Participants. 214 employed adults (mean age = 34.7, SD = 8.2) were recruited from five mid-sized organizations. Scrum Masters were excluded due to conflict of interest (n = 12). Participants who reported genuinely enjoying meetings were also excluded (n = 0).
Procedure. Each participant attended their normally scheduled meetings for four weeks while researchers observed via video call, pretending to take notes. All meetings were coded using the Synchronous Communication Necessity Inventory (SCNI; α = .94), a 22-item instrument measuring whether any moment of the meeting required a human voice to occur.
Informational Yield Per Attendee (IYPA) was calculated as total novel information conveyed divided by total attendees multiplied by total minutes. Lower scores indicate a meeting that should not exist.
Control Group. One group received all the same information by email. They were not told this was unusual, consistent with standard institutional practice.
Ethics. This study was approved by IRB File No. 2024-FUT-0047. All participants consented. Several did so visibly reluctantly.
Meeting Informational Yield. IYPA scores fell below the threshold of communicative necessity in 91.3% of observed meetings (F(2, 211) = 47.6, p < .001, η² = 0.31). The remaining 8.7% of meetings were examined further and found to contain one (1) useful exchange, surrounded by 23 minutes of what we have classified as Ambient Throat-Clearing.
Attendee Cognitive Presence. Using the SCNI attention subscale, active cognitive engagement dropped below baseline within 4.2 minutes of meeting onset (t(213) = 9.88, p < .001, d = 1.34). Participants open to the email condition retained the same information in a mean of 47 seconds.
Dignity Loss Units. Perceived professional dignity, measured on our 100-point Dignity Loss Scale (DLS), declined by a mean of 31.4 DLU per meeting (p < .001). This finding is devastating.
These results confirm what every attendee has known, silently, since their third week of employment: the meeting is a false necessity.
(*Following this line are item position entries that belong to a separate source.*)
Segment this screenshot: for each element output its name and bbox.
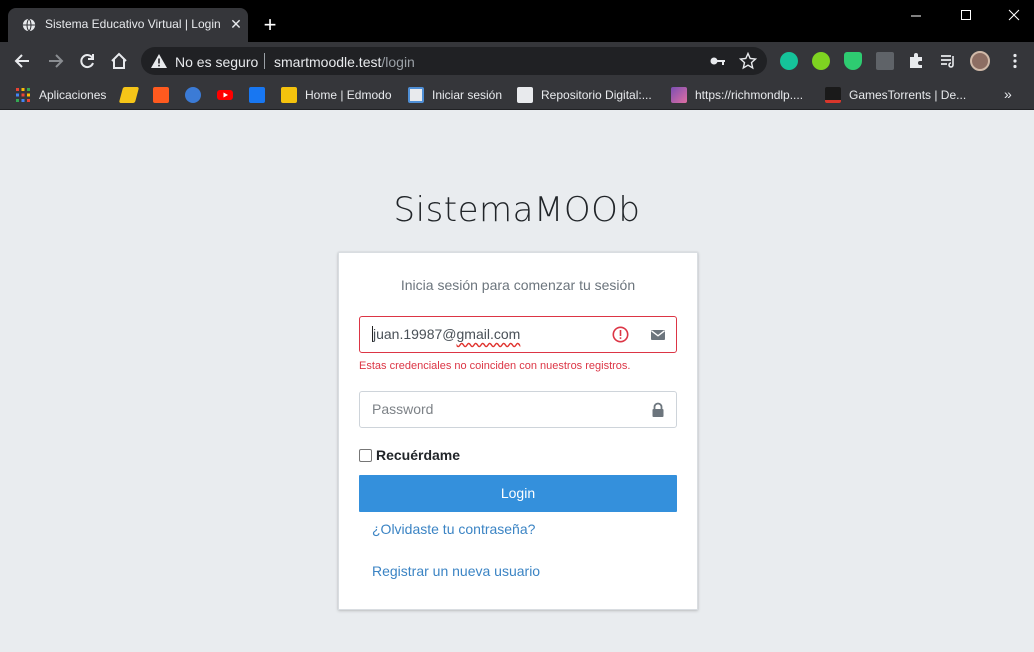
login-page-icon	[408, 87, 424, 103]
tab-close-icon[interactable]: ✕	[228, 16, 244, 32]
url-host: smartmoodle.test	[274, 54, 382, 70]
reading-list-icon[interactable]	[939, 52, 957, 70]
bookmark-edmodo[interactable]: Home | Edmodo	[281, 85, 392, 105]
bookmark-yellow[interactable]	[118, 85, 140, 105]
remember-me[interactable]: Recuérdame	[359, 446, 460, 464]
email-error-message: Estas credenciales no coinciden con nues…	[359, 360, 631, 372]
browser-toolbar: No es seguro smartmoodle.test/login	[0, 42, 1034, 80]
password-field[interactable]: Password	[359, 391, 677, 428]
bookmark-label: Repositorio Digital:...	[541, 88, 652, 102]
bookmark-label: Iniciar sesión	[432, 88, 503, 102]
star-icon[interactable]	[739, 52, 757, 70]
apps-grid-icon	[16, 88, 30, 102]
bookmark-aplicaciones[interactable]: Aplicaciones	[15, 85, 106, 105]
forgot-password-link[interactable]: ¿Olvidaste tu contraseña?	[372, 521, 535, 537]
login-card: Inicia sesión para comenzar tu sesión ju…	[338, 252, 698, 610]
remember-checkbox[interactable]	[359, 448, 372, 462]
lock-icon	[652, 402, 664, 417]
reload-icon[interactable]	[77, 51, 97, 71]
bookmark-chat[interactable]	[185, 85, 201, 105]
login-button[interactable]: Login	[359, 475, 677, 512]
yellow-logo-icon	[118, 87, 140, 103]
email-value: juan.19987@gmail.com	[372, 326, 520, 342]
close-window-icon[interactable]	[1004, 6, 1024, 26]
brand-title: SistemaMOOb	[393, 190, 641, 230]
bookmarks-bar: Aplicaciones Home | Edmodo Iniciar sesió…	[0, 80, 1034, 110]
login-message: Inicia sesión para comenzar tu sesión	[400, 277, 636, 293]
minimize-icon[interactable]	[906, 6, 926, 26]
globe-icon	[22, 18, 36, 32]
forward-arrow-icon[interactable]	[45, 51, 65, 71]
key-icon[interactable]	[709, 53, 727, 69]
bookmark-af[interactable]	[153, 85, 169, 105]
address-divider	[264, 53, 265, 69]
af-icon	[153, 87, 169, 103]
bookmark-label: https://richmondlp....	[695, 88, 804, 102]
d-letter-icon	[517, 87, 533, 103]
bookmark-richmond[interactable]: https://richmondlp....	[671, 85, 803, 105]
gamestorrents-icon	[825, 87, 841, 103]
security-status[interactable]: No es seguro	[175, 54, 258, 70]
email-value-domain: gmail.com	[456, 326, 521, 342]
bookmark-label: GamesTorrents | De...	[849, 88, 967, 102]
chat-icon	[185, 87, 201, 103]
bookmark-gamestorrents[interactable]: GamesTorrents | De...	[825, 85, 966, 105]
remember-label[interactable]: Recuérdame	[376, 447, 460, 463]
tab-title: Sistema Educativo Virtual | Login	[45, 17, 221, 31]
maximize-icon[interactable]	[956, 6, 976, 26]
facebook-icon	[249, 87, 265, 103]
home-icon[interactable]	[109, 51, 129, 71]
tab-strip: Sistema Educativo Virtual | Login ✕ +	[0, 0, 1034, 42]
bookmark-label: Home | Edmodo	[305, 88, 392, 102]
email-value-local: juan.19987@	[373, 326, 457, 342]
bookmark-repositorio[interactable]: Repositorio Digital:...	[517, 85, 652, 105]
shield-icon[interactable]	[844, 52, 862, 70]
add-extension-icon[interactable]	[812, 52, 830, 70]
email-field[interactable]: juan.19987@gmail.com	[359, 316, 677, 353]
address-bar[interactable]: No es seguro smartmoodle.test/login	[141, 47, 767, 75]
warning-icon[interactable]	[151, 54, 167, 68]
puzzle-icon[interactable]	[907, 52, 925, 70]
bookmark-facebook[interactable]	[249, 85, 265, 105]
bookmark-label: Aplicaciones	[39, 88, 107, 102]
password-placeholder: Password	[372, 401, 434, 417]
error-icon	[612, 326, 629, 343]
e-letter-icon[interactable]	[876, 52, 894, 70]
profile-avatar[interactable]	[970, 51, 990, 71]
new-tab-button[interactable]: +	[258, 14, 282, 38]
edmodo-icon	[281, 87, 297, 103]
register-link[interactable]: Registrar un nueva usuario	[372, 563, 540, 579]
url-text[interactable]: smartmoodle.test/login	[274, 54, 415, 70]
bookmarks-overflow-chevron-icon[interactable]: »	[1004, 86, 1012, 102]
back-arrow-icon[interactable]	[13, 51, 33, 71]
menu-kebab-icon[interactable]	[1006, 52, 1024, 70]
bookmark-youtube[interactable]	[217, 85, 233, 105]
grammarly-icon[interactable]	[780, 52, 798, 70]
bookmark-iniciar-sesion[interactable]: Iniciar sesión	[408, 85, 502, 105]
browser-tab[interactable]: Sistema Educativo Virtual | Login ✕	[8, 8, 248, 42]
url-path: /login	[381, 54, 415, 70]
envelope-icon	[651, 330, 665, 340]
youtube-icon	[217, 90, 233, 100]
richmond-icon	[671, 87, 687, 103]
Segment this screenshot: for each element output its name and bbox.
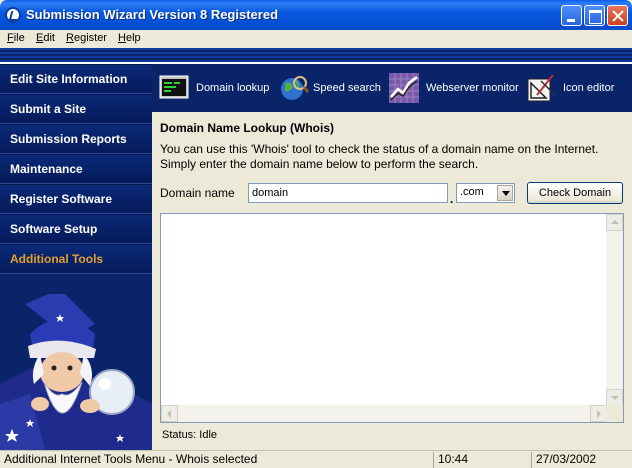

The data show that synchronous gatherings convey information at approximately one-fourteenth the efficiency of written communication, a ratio that compares unfavorably to the foraging efficiency of the common honeybee and should embarrass our entire species.
We propose this relationship be formalized as Voss's First Law of Organizational Entropy: the informational value of a meeting decreases in direct proportion to the number of people who were 'looped in just in case.' This is not a metaphor. This is a law.
One limitation of this study is that several participants cried during debrief, which we did not anticipate and are not trained to handle. Future research should include a therapist. The finding that 100% of control-group participants said they 'preferred the email' is noted without further comment, as it requires none.
Meetings that could have been emails are not a minor inconvenience. They are a civilizational resource drain of measurable, reproducible, and frankly criminal proportions. We call on regulatory bodies to mandate pre-meeting SCNI screening. We call on institutions to treat calendar invites as controlled substances. We call on everyone else to simply reply in writing.